The Fleet Desk·2d ago·1 min read

Texas Attorney General Ken Paxton issued civil investigative demands to five trucking schools, citing concerns about CDL training requirements, English proficiency, and programs advertised as shorter than industry norms.

Texas Probes Five Trucking Schools Over CDL Training

Five Schools Face Civil Demands

Texas Attorney General Ken Paxton has opened an investigation into five trucking schools over whether their commercial driver license training programs comply with training requirements, according to Transport Topics.

The businesses received civil investigative demands tied to alleged CDL training issues. Paxton cited concerns around programs advertised as shorter than industry norms and around training drivers who may lack sufficient English proficiency for commercial vehicle operations.

Why It Matters for Fleets

The probe lands as fleets and carriers continue watching entry-level driver training standards closely. CDL training quality affects more than hiring pipelines; it can show up later in safety performance, insurance risk, roadside inspections, and carrier audit exposure.
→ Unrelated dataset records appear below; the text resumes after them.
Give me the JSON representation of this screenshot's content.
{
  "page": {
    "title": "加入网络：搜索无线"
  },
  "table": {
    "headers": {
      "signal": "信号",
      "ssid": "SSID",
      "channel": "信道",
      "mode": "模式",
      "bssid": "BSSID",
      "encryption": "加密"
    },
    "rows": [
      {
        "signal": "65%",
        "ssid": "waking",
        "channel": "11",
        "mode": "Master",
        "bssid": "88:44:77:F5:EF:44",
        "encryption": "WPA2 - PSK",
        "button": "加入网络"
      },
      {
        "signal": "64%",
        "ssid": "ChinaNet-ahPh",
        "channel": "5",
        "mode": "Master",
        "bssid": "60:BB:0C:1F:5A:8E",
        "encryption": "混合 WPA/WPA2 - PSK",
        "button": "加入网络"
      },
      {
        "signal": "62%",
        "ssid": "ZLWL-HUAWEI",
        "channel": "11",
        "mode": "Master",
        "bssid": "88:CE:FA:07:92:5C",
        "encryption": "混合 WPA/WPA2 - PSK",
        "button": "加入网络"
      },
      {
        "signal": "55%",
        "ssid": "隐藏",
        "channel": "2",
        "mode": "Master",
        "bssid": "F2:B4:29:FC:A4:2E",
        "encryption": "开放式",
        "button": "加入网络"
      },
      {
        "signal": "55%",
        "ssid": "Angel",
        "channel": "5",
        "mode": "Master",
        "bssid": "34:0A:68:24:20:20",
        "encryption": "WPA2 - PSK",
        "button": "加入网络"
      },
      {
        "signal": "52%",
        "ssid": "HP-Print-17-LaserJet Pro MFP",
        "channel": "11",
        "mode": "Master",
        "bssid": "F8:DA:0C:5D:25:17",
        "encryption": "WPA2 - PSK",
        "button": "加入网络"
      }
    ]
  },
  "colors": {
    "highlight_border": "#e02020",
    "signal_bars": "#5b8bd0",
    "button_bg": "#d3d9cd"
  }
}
For operators hiring new drivers out of school, the story is a reminder to verify training-provider credentials, documentation, and communication requirements before a driver reaches the seat.

Training Quality Stays on the Radar

States have been under pressure to tighten oversight of commercial driver training as questions persist about poorly prepared drivers and unsafe carriers reentering the market. Texas' investigation does not resolve those wider issues, but it puts a concrete enforcement action behind a concern many safety teams already share.